HISTORY: The first Jewish cemetery in post-Expulsion England was opened in London by the Sephardim at Mile End in 1657. By 1800 there were some 25 Jewish cemeteries nationally and by 1840 there were over 40. The Penzance cemetery was established on land leased to the Jews by the Rogers estate and other local prominent Anglican families. The earliest plot leases date from 1740. In Penzance the leases were granted directly to named Jews rather than being underwritten by a Christian sponsor, which was more commonly the case, because it was uncertain if Jews were permitted to hold property. The cemetery was in a prime location and the plot leases offered favourable terms, suggesting that the Jews were being actively encouraged to settle in Penzance. The first synagogue was built in Penzance in 1768. Enclosure of the cemetery began in 1811 and was completed in 1845 after the Jewish community bought the freehold in 1844. The earliest headstone dates from 1791 with unmarked, probably earlier graves around it. The last historic burial was in 1911, although two late C20 burials were allowed on unused plots. During 1941 the walls and some headstones in the south west corner suffered some bomb damage and were later repaired. There are two late-C20 burials which are not of historic significance. The cemetery was first listed in 2004.
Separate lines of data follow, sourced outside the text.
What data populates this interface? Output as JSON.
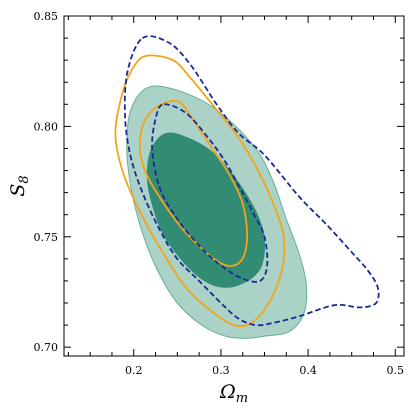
{
  "chart_data": {
    "type": "contour",
    "title": "",
    "xlabel": {
      "main": "Ω",
      "sub": "m"
    },
    "ylabel": {
      "main": "S",
      "sub": "8"
    },
    "xlim": [
      0.12,
      0.51
    ],
    "ylim": [
      0.696,
      0.85
    ],
    "xticks": [
      0.2,
      0.3,
      0.4,
      0.5
    ],
    "xtick_labels": [
      "0.2",
      "0.3",
      "0.4",
      "0.5"
    ],
    "yticks": [
      0.7,
      0.75,
      0.8,
      0.85
    ],
    "ytick_labels": [
      "0.70",
      "0.75",
      "0.80",
      "0.85"
    ],
    "grid": false,
    "legend": "none",
    "colors": {
      "teal_fill_inner": "#318c73",
      "teal_fill_outer": "#aad2c6",
      "teal_edge": "#6aae98",
      "orange": "#f5a316",
      "navy": "#1a2a9a"
    },
    "series": [
      {
        "style": "filled",
        "level": "outer",
        "color_key": "teal_fill_outer",
        "points": [
          [
            0.219,
            0.818
          ],
          [
            0.26,
            0.815
          ],
          [
            0.3,
            0.806
          ],
          [
            0.34,
            0.79
          ],
          [
            0.36,
            0.775
          ],
          [
            0.375,
            0.758
          ],
          [
            0.39,
            0.742
          ],
          [
            0.398,
            0.728
          ],
          [
            0.395,
            0.715
          ],
          [
            0.378,
            0.707
          ],
          [
            0.35,
            0.705
          ],
          [
            0.33,
            0.704
          ],
          [
            0.305,
            0.705
          ],
          [
            0.278,
            0.71
          ],
          [
            0.25,
            0.72
          ],
          [
            0.227,
            0.735
          ],
          [
            0.209,
            0.753
          ],
          [
            0.197,
            0.772
          ],
          [
            0.192,
            0.79
          ],
          [
            0.197,
            0.808
          ],
          [
            0.219,
            0.818
          ]
        ]
      },
      {
        "style": "filled",
        "level": "inner",
        "color_key": "teal_fill_inner",
        "points": [
          [
            0.237,
            0.797
          ],
          [
            0.262,
            0.795
          ],
          [
            0.292,
            0.788
          ],
          [
            0.318,
            0.776
          ],
          [
            0.34,
            0.762
          ],
          [
            0.35,
            0.75
          ],
          [
            0.348,
            0.738
          ],
          [
            0.335,
            0.731
          ],
          [
            0.31,
            0.727
          ],
          [
            0.285,
            0.729
          ],
          [
            0.26,
            0.737
          ],
          [
            0.235,
            0.75
          ],
          [
            0.222,
            0.763
          ],
          [
            0.215,
            0.777
          ],
          [
            0.22,
            0.79
          ],
          [
            0.237,
            0.797
          ]
        ]
      },
      {
        "style": "solid",
        "level": "outer",
        "color_key": "orange",
        "points": [
          [
            0.215,
            0.832
          ],
          [
            0.245,
            0.83
          ],
          [
            0.265,
            0.822
          ],
          [
            0.29,
            0.81
          ],
          [
            0.32,
            0.795
          ],
          [
            0.345,
            0.778
          ],
          [
            0.362,
            0.763
          ],
          [
            0.372,
            0.75
          ],
          [
            0.37,
            0.735
          ],
          [
            0.355,
            0.72
          ],
          [
            0.335,
            0.711
          ],
          [
            0.315,
            0.71
          ],
          [
            0.29,
            0.716
          ],
          [
            0.26,
            0.727
          ],
          [
            0.23,
            0.745
          ],
          [
            0.205,
            0.763
          ],
          [
            0.187,
            0.78
          ],
          [
            0.179,
            0.797
          ],
          [
            0.187,
            0.815
          ],
          [
            0.2,
            0.827
          ],
          [
            0.215,
            0.832
          ]
        ]
      },
      {
        "style": "solid",
        "level": "inner",
        "color_key": "orange",
        "points": [
          [
            0.232,
            0.81
          ],
          [
            0.252,
            0.811
          ],
          [
            0.268,
            0.803
          ],
          [
            0.29,
            0.79
          ],
          [
            0.31,
            0.778
          ],
          [
            0.325,
            0.765
          ],
          [
            0.33,
            0.751
          ],
          [
            0.326,
            0.741
          ],
          [
            0.315,
            0.737
          ],
          [
            0.3,
            0.738
          ],
          [
            0.28,
            0.744
          ],
          [
            0.255,
            0.754
          ],
          [
            0.233,
            0.766
          ],
          [
            0.215,
            0.778
          ],
          [
            0.207,
            0.79
          ],
          [
            0.213,
            0.803
          ],
          [
            0.232,
            0.81
          ]
        ]
      },
      {
        "style": "dashed",
        "level": "outer",
        "color_key": "navy",
        "points": [
          [
            0.21,
            0.84
          ],
          [
            0.24,
            0.838
          ],
          [
            0.265,
            0.828
          ],
          [
            0.295,
            0.81
          ],
          [
            0.32,
            0.797
          ],
          [
            0.35,
            0.787
          ],
          [
            0.39,
            0.768
          ],
          [
            0.42,
            0.756
          ],
          [
            0.45,
            0.743
          ],
          [
            0.468,
            0.735
          ],
          [
            0.48,
            0.727
          ],
          [
            0.478,
            0.72
          ],
          [
            0.46,
            0.718
          ],
          [
            0.43,
            0.719
          ],
          [
            0.39,
            0.714
          ],
          [
            0.36,
            0.711
          ],
          [
            0.34,
            0.71
          ],
          [
            0.32,
            0.713
          ],
          [
            0.3,
            0.72
          ],
          [
            0.275,
            0.73
          ],
          [
            0.25,
            0.74
          ],
          [
            0.23,
            0.753
          ],
          [
            0.21,
            0.77
          ],
          [
            0.196,
            0.787
          ],
          [
            0.19,
            0.805
          ],
          [
            0.193,
            0.825
          ],
          [
            0.21,
            0.84
          ]
        ]
      },
      {
        "style": "dashed",
        "level": "inner",
        "color_key": "navy",
        "points": [
          [
            0.235,
            0.81
          ],
          [
            0.26,
            0.806
          ],
          [
            0.285,
            0.795
          ],
          [
            0.305,
            0.784
          ],
          [
            0.322,
            0.772
          ],
          [
            0.338,
            0.76
          ],
          [
            0.35,
            0.75
          ],
          [
            0.353,
            0.737
          ],
          [
            0.345,
            0.73
          ],
          [
            0.325,
            0.731
          ],
          [
            0.3,
            0.737
          ],
          [
            0.275,
            0.746
          ],
          [
            0.25,
            0.758
          ],
          [
            0.23,
            0.772
          ],
          [
            0.221,
            0.79
          ],
          [
            0.226,
            0.805
          ],
          [
            0.235,
            0.81
          ]
        ]
      }
    ]
  }
}
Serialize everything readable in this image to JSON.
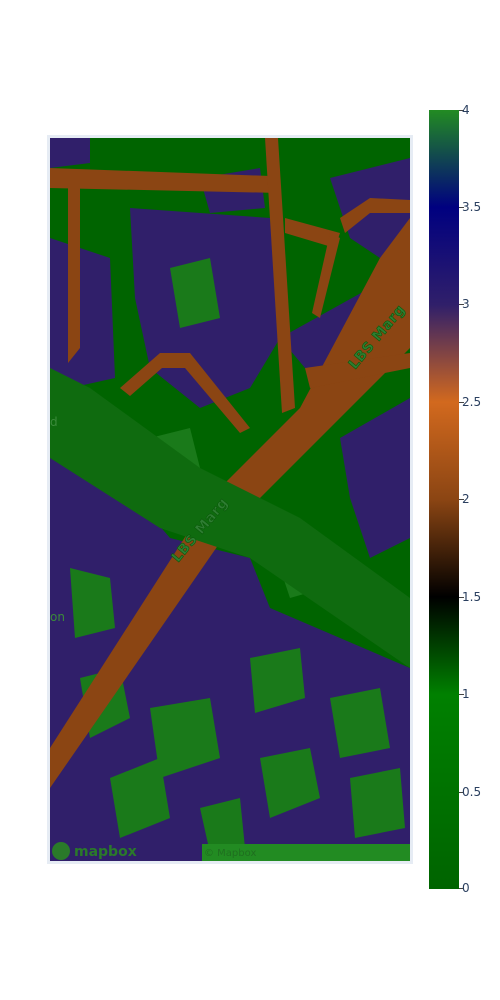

SOURCES: http://www.jewishgen.org/JCR-UK/susser/jewcemwest.htm accessed 11/10/2007 Keith Pearce and Helen Fry, The Lost Jews of Cornwall. (2000)

The boundary wall with the remains of the Bet torah and 14 early or good quality monuments of the Jewish cemetery in Penzance are designated at Grade II for the following principal reasons:

* The Jewish cemetery survives well as one of only 25 cemeteries nationally which were established in the C18. It is considered to be amongst the best preserved outside London.

* It survives well with its walls and the majority of its early monuments surviving intact with clearly legible, and in many cases impressive quality inscriptions

* The partial survival of the Bet torah is particularly rare in cemeteries of this early date

Legacy

The contents of this record have been generated from a legacy data system.

Legacy System number:
490978
Legacy System:
LBS

Sources

Books and journals
Pearce, K, Fry, H (eds), The Lost Jews of Cornwall, (2000)

Legal

This building is listed under the Planning (Listed Buildings and Conservation Areas) Act 1990 as amended for its special architectural or historic interest.